Few French Fried in 2006
In the history of global warming scare stories, the 2003 European heat wave was a landmark event—it was the first time that a rash of human deaths were specifically linked to global warming. Many of you probably recall that a widespread exceptionally hot and dry spell hit Western Europe in August, 2003. Depending on how you count the bodies, up to 35,000 people suffered premature death during this heat wave with the lions-share occurring in France, which happened to be heat wave ground zero. Subsequent research demonstrated that this kind of extreme heat event must surely have been caused by increased greenhouse gas levels (Schår et al., 2004), despite the fact that, when examined from a global perspective, this heat wave was very Euro-centric (Chase et al., 2006), and the last time we checked a map, western Europe doesn’t cover much of the globe (which of course is the reason for centuries of European colonialism).

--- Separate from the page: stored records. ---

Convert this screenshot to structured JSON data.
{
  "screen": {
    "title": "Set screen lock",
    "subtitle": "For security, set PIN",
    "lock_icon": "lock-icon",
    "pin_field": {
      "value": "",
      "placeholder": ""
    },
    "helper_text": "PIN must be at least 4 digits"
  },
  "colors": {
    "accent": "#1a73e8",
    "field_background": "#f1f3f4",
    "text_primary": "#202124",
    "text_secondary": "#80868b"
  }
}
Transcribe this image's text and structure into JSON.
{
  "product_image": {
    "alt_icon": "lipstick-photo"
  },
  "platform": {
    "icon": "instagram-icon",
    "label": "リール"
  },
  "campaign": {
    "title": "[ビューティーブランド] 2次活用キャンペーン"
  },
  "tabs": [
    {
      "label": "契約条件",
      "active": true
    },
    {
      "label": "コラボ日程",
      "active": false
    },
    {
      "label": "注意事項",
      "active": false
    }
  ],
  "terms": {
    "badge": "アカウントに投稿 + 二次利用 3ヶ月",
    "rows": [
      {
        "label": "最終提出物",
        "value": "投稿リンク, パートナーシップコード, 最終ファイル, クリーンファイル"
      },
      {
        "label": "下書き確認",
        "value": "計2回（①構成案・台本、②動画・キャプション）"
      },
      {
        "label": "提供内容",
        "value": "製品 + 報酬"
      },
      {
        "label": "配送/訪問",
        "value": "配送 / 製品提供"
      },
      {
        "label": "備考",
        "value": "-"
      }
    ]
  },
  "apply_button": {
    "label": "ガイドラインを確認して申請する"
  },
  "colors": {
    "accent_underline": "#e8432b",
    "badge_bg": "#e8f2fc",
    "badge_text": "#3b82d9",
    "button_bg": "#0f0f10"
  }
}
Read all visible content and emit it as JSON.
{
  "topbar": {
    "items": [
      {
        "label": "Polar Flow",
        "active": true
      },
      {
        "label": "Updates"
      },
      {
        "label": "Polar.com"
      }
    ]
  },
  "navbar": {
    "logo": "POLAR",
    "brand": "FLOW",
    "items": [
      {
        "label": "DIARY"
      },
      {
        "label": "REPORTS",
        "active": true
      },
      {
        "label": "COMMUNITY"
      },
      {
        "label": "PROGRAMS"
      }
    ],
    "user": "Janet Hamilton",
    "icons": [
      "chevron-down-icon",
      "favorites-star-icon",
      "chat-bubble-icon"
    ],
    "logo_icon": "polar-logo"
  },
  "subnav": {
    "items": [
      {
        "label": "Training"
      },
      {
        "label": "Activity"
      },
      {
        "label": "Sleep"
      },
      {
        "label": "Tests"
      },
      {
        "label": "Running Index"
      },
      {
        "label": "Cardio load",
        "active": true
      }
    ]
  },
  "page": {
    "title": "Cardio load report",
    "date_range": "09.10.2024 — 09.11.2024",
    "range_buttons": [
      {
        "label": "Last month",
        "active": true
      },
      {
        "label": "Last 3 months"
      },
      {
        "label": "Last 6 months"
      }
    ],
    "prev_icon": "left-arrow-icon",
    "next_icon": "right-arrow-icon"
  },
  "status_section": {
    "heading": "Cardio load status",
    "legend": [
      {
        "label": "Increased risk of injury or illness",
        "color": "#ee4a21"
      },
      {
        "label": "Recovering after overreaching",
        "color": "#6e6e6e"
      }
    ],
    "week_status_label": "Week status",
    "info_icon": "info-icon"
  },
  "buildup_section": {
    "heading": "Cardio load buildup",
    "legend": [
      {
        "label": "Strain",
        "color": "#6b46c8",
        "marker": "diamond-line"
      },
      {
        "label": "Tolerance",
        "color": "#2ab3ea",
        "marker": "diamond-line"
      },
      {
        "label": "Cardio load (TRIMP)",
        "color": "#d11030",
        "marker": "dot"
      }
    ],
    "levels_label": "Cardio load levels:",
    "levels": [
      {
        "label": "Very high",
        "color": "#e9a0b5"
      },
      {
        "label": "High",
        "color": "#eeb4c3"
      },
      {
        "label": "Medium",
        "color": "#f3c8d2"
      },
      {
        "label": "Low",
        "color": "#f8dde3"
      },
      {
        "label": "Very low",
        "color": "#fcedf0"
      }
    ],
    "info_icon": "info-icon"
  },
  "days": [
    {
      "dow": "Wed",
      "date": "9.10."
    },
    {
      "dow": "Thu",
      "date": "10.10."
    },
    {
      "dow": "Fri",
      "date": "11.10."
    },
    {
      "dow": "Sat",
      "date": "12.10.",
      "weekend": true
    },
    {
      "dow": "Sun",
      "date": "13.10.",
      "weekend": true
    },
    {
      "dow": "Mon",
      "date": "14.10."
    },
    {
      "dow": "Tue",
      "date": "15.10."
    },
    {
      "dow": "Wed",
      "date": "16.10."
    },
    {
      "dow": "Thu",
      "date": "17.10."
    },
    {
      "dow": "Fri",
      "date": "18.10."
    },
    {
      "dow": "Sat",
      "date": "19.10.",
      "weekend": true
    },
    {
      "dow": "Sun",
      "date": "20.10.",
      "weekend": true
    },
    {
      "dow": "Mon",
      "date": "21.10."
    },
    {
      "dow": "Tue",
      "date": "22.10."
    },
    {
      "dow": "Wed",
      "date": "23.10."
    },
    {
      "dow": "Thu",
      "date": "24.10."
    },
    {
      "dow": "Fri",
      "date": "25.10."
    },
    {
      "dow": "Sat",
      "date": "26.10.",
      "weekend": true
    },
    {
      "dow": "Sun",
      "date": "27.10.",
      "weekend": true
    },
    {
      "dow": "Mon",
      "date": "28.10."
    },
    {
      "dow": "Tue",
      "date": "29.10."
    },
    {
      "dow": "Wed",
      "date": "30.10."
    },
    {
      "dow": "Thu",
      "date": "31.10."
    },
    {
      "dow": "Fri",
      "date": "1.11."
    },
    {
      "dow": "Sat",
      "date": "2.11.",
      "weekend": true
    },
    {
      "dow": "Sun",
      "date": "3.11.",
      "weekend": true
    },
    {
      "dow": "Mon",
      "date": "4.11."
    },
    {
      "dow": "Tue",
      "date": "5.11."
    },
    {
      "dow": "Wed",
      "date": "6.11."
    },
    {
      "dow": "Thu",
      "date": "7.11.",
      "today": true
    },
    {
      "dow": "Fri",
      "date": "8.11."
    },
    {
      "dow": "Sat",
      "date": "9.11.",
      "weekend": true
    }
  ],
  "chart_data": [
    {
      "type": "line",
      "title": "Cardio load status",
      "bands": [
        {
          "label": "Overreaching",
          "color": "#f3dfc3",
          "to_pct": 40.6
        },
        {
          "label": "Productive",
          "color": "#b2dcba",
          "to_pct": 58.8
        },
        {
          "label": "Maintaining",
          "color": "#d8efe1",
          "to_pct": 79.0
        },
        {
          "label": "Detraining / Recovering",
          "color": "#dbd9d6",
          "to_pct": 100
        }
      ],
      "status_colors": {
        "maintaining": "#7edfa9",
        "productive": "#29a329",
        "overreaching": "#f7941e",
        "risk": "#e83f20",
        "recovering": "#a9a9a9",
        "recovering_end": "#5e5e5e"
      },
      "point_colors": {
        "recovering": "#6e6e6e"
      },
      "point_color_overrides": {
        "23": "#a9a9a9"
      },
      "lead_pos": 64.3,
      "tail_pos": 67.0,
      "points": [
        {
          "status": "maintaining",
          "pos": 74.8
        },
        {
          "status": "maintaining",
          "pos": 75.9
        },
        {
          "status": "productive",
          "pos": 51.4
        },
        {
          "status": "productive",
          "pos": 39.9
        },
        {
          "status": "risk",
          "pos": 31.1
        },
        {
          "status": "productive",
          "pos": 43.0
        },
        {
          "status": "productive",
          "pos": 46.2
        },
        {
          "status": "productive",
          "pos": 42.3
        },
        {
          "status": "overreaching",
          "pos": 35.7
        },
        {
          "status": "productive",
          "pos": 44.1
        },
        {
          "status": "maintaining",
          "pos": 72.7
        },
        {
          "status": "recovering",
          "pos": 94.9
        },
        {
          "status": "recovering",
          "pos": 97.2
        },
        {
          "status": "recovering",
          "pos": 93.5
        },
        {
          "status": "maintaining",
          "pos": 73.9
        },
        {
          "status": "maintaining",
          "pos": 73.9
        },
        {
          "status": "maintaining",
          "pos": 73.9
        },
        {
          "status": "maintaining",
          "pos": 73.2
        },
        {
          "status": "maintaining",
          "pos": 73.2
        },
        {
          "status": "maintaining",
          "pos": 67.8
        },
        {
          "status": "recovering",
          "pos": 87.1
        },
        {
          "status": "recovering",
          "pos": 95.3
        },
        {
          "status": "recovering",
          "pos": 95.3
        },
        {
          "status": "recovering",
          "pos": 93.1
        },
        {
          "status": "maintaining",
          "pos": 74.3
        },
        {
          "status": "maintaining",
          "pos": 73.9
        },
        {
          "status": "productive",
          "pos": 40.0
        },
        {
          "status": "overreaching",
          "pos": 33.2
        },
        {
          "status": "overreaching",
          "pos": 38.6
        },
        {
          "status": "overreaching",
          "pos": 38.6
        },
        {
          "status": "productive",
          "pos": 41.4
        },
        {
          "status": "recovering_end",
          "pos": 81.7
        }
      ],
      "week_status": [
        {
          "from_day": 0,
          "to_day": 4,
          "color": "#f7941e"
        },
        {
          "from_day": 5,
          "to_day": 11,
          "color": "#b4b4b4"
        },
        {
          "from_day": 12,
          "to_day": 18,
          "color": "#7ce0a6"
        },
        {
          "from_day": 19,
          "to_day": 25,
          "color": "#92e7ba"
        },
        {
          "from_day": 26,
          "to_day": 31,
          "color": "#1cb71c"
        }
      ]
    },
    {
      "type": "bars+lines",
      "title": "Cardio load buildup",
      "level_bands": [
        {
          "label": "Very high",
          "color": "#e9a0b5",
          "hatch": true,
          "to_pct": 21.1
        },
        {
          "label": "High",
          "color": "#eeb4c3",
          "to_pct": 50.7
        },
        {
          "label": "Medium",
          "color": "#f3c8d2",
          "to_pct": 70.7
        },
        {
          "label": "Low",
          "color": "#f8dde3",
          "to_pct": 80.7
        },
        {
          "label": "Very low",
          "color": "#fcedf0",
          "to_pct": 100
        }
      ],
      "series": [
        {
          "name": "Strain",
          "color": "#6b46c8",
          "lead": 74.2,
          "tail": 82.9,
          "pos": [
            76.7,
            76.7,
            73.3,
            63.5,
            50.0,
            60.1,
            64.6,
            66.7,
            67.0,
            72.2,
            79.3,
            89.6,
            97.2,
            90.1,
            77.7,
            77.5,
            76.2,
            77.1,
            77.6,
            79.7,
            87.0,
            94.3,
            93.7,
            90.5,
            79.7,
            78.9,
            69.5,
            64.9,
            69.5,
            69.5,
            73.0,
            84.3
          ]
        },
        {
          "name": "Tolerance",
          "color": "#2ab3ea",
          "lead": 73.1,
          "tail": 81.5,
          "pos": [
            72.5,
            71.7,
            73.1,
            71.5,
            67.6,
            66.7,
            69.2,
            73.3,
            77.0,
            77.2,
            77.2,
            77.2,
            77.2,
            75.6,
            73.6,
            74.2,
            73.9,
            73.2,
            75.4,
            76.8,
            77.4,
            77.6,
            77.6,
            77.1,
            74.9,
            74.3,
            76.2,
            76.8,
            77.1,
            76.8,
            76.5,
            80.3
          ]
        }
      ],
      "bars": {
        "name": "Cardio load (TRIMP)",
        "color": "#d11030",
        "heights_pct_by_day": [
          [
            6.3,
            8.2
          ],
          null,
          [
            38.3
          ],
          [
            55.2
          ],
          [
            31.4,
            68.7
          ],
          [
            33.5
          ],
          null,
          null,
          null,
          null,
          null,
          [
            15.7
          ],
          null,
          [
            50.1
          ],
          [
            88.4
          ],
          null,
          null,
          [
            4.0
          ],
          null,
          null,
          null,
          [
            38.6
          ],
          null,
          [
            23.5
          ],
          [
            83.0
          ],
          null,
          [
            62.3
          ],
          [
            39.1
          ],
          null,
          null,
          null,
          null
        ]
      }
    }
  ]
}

Well, we bet you didn’t know that there was a very comparable heat wave in France in summer, 2006. Why no headlines about global warming’s increasing death toll? In the category of “all the news that’s apparently not fit to print,” you guessed it, many fewer people died. The 2006 heat wave is the subject of a recent paper in the International Journal of Epidemiology by a group of French researchers led by A. Fouillet entitled, “Has the impact of heat waves on mortality changed in France since the European heat wave of summer 2003? A study of the 2006 heat wave.”